For the new Tate Modern they’ve brought out a video work, 160cm Line Tattooed on 4 People, from 2000. In it a female tattoo artist works a (yes you guessed it) 160cm line across the backs of prostitutes, for which service Santiago payed them in heroin. According to Santiago’s text: “Normally they charge 2,000 or 3,000 pesetas for fellatio, while the price of a shot of heroin is around 12,000 pesetas, about 67 dollars.”
It is explicitly about turning exploitation into a spectacle, and by turning it into a spectacle, we all (viewer, gallery, artist) are complicit in the exploitation. It’s ethically ambiguous, it makes you queasy, which is of course, one of the points of art.
Margaret Harrison, Kay Hunt, and Mary Kelly, Women And Work
The three conceptual artists working for two years on this project in a factory in Bermondsey, in the early 70s. It tells the story of 150 women at work, and documents their experiences in the workplace, as wage equality was reached between men and women. The work is rigid, monochrome, stuffed full of data, yet it’s a sociological conceptual masterpiece, it’s not easy or particularly beautiful in a traditional sense, yet it conveys something weighty, something that is full of beauty. Its an invitation, via video and portraiture and data, to join the dots between conceptual art, union politics, feminism, sexism and racism, to draw personal parallels between abstract political concepts and their realities. The personal is political, as we became aware at the time, but art is also political, everything is political. Women And Work illustrates that.

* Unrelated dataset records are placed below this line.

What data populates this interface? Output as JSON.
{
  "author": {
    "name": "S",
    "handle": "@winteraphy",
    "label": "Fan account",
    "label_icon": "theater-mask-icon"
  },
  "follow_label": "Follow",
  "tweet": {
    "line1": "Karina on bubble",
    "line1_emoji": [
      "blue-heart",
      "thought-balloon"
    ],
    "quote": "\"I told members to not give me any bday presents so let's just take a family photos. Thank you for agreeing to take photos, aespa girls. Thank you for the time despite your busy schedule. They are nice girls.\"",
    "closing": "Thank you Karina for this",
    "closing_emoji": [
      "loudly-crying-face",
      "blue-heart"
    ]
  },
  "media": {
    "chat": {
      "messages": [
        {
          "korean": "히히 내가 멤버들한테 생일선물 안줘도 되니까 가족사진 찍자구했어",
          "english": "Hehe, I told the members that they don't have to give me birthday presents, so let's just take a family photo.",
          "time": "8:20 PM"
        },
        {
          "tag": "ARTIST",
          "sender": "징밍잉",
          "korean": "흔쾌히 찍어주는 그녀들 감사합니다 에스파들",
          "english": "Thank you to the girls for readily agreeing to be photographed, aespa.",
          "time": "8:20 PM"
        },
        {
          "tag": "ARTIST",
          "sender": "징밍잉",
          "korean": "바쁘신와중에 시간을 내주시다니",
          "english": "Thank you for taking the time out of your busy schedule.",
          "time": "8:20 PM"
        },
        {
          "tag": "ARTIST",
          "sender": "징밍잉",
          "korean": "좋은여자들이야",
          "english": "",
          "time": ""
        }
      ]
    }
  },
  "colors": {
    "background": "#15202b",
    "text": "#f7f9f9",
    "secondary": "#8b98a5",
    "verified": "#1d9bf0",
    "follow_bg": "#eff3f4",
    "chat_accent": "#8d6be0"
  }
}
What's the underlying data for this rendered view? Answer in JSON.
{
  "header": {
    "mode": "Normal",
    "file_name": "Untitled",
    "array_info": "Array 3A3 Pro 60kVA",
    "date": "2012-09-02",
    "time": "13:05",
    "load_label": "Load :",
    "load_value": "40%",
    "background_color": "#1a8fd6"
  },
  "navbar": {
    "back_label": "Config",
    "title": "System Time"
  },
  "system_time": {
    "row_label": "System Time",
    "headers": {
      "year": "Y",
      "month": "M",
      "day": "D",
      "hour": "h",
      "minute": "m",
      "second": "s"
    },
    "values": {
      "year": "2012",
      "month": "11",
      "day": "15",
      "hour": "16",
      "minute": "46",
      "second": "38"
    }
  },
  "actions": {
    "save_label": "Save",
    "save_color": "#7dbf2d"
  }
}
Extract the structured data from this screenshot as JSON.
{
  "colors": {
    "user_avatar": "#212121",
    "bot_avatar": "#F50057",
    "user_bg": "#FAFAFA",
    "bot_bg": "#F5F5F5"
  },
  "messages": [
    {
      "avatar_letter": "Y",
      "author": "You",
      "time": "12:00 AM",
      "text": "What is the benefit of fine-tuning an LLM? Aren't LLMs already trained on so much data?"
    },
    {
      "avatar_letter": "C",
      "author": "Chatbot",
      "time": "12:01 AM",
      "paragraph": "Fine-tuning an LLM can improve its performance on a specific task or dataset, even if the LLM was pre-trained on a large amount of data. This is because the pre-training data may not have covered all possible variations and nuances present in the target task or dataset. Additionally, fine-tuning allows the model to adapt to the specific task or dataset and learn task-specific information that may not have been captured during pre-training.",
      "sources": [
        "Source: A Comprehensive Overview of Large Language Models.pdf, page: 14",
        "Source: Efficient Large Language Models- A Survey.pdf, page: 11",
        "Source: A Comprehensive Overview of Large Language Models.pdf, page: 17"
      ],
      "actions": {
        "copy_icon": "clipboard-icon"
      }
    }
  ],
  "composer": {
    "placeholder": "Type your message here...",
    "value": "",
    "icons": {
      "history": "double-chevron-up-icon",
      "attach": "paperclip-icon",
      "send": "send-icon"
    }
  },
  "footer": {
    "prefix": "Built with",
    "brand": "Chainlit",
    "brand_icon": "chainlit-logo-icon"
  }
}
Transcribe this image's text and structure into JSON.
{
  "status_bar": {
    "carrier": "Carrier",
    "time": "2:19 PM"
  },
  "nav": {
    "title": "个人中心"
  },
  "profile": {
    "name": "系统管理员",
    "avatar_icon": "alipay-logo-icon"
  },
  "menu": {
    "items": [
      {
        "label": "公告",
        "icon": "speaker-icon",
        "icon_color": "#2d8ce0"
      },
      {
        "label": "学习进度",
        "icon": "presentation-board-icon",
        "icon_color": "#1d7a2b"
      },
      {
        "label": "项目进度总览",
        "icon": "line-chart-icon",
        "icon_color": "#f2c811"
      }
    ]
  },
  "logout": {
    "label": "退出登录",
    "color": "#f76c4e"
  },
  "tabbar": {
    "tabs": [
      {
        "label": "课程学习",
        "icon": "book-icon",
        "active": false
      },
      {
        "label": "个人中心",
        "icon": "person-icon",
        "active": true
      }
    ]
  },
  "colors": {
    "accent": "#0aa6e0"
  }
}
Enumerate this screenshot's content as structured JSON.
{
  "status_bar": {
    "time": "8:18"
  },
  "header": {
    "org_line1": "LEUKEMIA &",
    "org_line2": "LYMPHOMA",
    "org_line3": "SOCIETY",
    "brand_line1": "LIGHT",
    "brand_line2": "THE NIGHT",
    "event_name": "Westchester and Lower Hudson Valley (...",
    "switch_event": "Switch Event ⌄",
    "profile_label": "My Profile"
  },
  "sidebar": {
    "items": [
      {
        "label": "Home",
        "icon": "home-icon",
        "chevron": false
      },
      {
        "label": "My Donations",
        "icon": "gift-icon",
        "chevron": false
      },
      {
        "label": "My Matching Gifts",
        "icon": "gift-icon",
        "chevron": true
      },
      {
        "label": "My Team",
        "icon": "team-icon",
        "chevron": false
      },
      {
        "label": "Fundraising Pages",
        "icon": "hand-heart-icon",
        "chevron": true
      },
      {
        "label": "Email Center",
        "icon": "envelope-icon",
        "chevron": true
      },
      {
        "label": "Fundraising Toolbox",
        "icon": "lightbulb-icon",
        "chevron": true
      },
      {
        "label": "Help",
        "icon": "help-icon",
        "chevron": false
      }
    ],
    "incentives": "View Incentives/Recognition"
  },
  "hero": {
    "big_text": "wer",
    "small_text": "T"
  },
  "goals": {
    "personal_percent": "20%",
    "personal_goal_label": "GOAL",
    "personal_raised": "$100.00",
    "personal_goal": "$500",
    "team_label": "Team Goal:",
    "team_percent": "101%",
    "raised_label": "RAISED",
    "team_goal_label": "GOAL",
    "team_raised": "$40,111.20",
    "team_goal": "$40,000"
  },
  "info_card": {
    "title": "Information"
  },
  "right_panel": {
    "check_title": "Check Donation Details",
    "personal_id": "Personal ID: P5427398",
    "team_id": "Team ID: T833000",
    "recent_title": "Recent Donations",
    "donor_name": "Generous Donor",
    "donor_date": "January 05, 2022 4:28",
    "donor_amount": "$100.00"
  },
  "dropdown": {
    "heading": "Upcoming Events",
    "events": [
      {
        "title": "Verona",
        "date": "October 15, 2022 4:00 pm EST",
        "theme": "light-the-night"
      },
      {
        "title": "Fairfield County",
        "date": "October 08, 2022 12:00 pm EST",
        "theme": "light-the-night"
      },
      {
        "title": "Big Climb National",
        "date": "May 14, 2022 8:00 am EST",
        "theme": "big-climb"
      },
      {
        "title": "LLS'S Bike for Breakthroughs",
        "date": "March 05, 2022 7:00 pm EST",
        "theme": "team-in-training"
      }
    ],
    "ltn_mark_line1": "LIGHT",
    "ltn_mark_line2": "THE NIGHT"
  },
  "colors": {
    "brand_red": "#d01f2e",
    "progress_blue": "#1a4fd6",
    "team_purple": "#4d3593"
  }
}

Helio Oiticica, Tropicalia
Saving the best till last, an artwork that gave its name to a whole movement, not just a visual art movement either, but a political, musical, literary and social one. Brazilian artist Helio Oiticica’s first immersive installation was so powerful when it debuted, that it crystallised a feeling in Brazil at the time, one that railed against the the military coup of 1964 via a fusion of fine art and modern pop culture. Helio foregrounded non-art materials in his work. In Tropicalia, famously, that means macaws. The centre piece of the installation is a cage with low live, giant parrots in it. There is sand strewn across the floor of the room you are free to walk over. There are two further sculptures, a labyrinthine structure you can maze your way through, to find an old TV playing old TV programmes. Tropicalia, in some respects, represents the temporary architecture of Brazil’s favelas, the bright colours and ramshackle and structures. It is a shock of joy and and fun and colour amongst the gallery. What art is meant.